Lo que deja en claro el fallo es en primer lugar la responsabilidad del Estado en la protección del patrimonio arquitectónico, como parte integrante del derecho al medio ambiente, a pesar de que muchos aún piensan que se trata de una facultad discrecional y no de una obligación constitucional. El otro gran hallazgo de esta medida es que solicita
conocer el estado parlamentario de los proyectos de ley que se presentaron para prorrogar la Ley 2548. Es claro que si se comienzan a otorgar permisos de demolición sobre bienes amparados en esta ley, una vez más se estará impidiendo que los legisladores cumplan con su función natural. Finalmente, hay un detalle que no es menor. La jueza permite
que se autoricen obras sobre bienes que el Consejo Asesor de Asuntos Patrimoniales estime que no poseen valor patrimonial y la realización de intervenciones conservativas para garantizar la vida o la salud de las personas.
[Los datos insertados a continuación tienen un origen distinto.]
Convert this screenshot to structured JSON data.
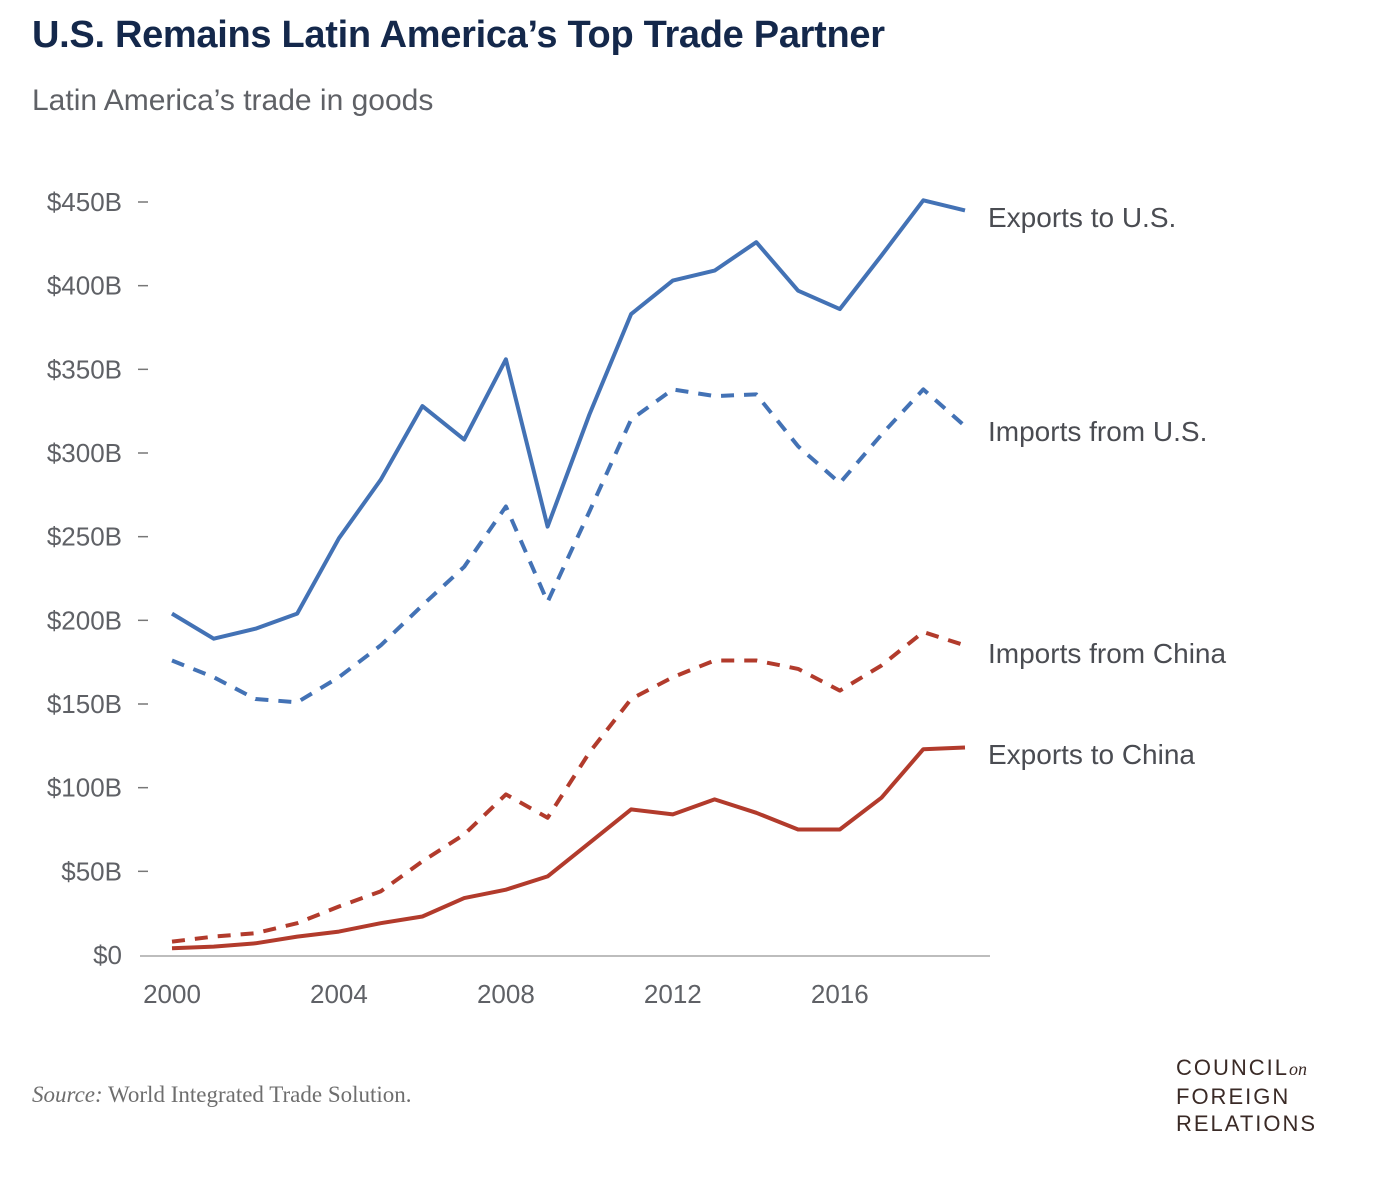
{
  "header": {
    "title": "U.S. Remains Latin America’s Top Trade Partner",
    "subtitle": "Latin America’s trade in goods"
  },
  "footer": {
    "source_label": "Source:",
    "source_text": " World Integrated Trade Solution.",
    "logo_line1": "COUNCIL",
    "logo_on": "on",
    "logo_line2": "FOREIGN",
    "logo_line3": "RELATIONS"
  },
  "chart_data": {
    "type": "line",
    "title": "U.S. Remains Latin America’s Top Trade Partner",
    "subtitle": "Latin America’s trade in goods",
    "xlabel": "",
    "ylabel": "",
    "x": [
      2000,
      2001,
      2002,
      2003,
      2004,
      2005,
      2006,
      2007,
      2008,
      2009,
      2010,
      2011,
      2012,
      2013,
      2014,
      2015,
      2016,
      2017,
      2018,
      2019
    ],
    "xlim": [
      2000,
      2019
    ],
    "ylim": [
      0,
      450
    ],
    "x_ticks": [
      2000,
      2004,
      2008,
      2012,
      2016
    ],
    "x_tick_labels": [
      "2000",
      "2004",
      "2008",
      "2012",
      "2016"
    ],
    "y_ticks": [
      0,
      50,
      100,
      150,
      200,
      250,
      300,
      350,
      400,
      450
    ],
    "y_tick_labels": [
      "$0",
      "$50B",
      "$100B",
      "$150B",
      "$200B",
      "$250B",
      "$300B",
      "$350B",
      "$400B",
      "$450B"
    ],
    "grid": false,
    "legend": "direct labels at right",
    "series": [
      {
        "name": "Exports to U.S.",
        "color": "#4372b5",
        "dash": false,
        "values": [
          204,
          189,
          195,
          204,
          249,
          284,
          328,
          308,
          356,
          256,
          323,
          383,
          403,
          409,
          426,
          397,
          386,
          418,
          451,
          445
        ]
      },
      {
        "name": "Imports from U.S.",
        "color": "#4372b5",
        "dash": true,
        "values": [
          176,
          166,
          153,
          151,
          166,
          185,
          209,
          232,
          268,
          211,
          265,
          320,
          338,
          334,
          335,
          304,
          282,
          311,
          338,
          316
        ]
      },
      {
        "name": "Imports from China",
        "color": "#b23b2c",
        "dash": true,
        "values": [
          8,
          11,
          13,
          19,
          29,
          38,
          56,
          72,
          96,
          82,
          121,
          153,
          166,
          176,
          176,
          171,
          158,
          173,
          193,
          185
        ]
      },
      {
        "name": "Exports to China",
        "color": "#b23b2c",
        "dash": false,
        "values": [
          4,
          5,
          7,
          11,
          14,
          19,
          23,
          34,
          39,
          47,
          67,
          87,
          84,
          93,
          85,
          75,
          75,
          94,
          123,
          124
        ]
      }
    ]
  }
}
Pero seguramente advertida de la mala fama que se ganó el CAAP en los últimos tiempos y que los supuestos riesgos de derrumbe han sido la excusa perfecta para llamar a la Guardia de Auxilio y demoler edificios patrimoniales, es que en el mismo fallo exige que esas situaciones se le comuniquen al juzgado en el término de cinco días. No vaya a ser que el Poder Ejecutivo utilice esos mecanismos como válvula de escape para autorizarles demoliciones a los depredadores patrimoniales.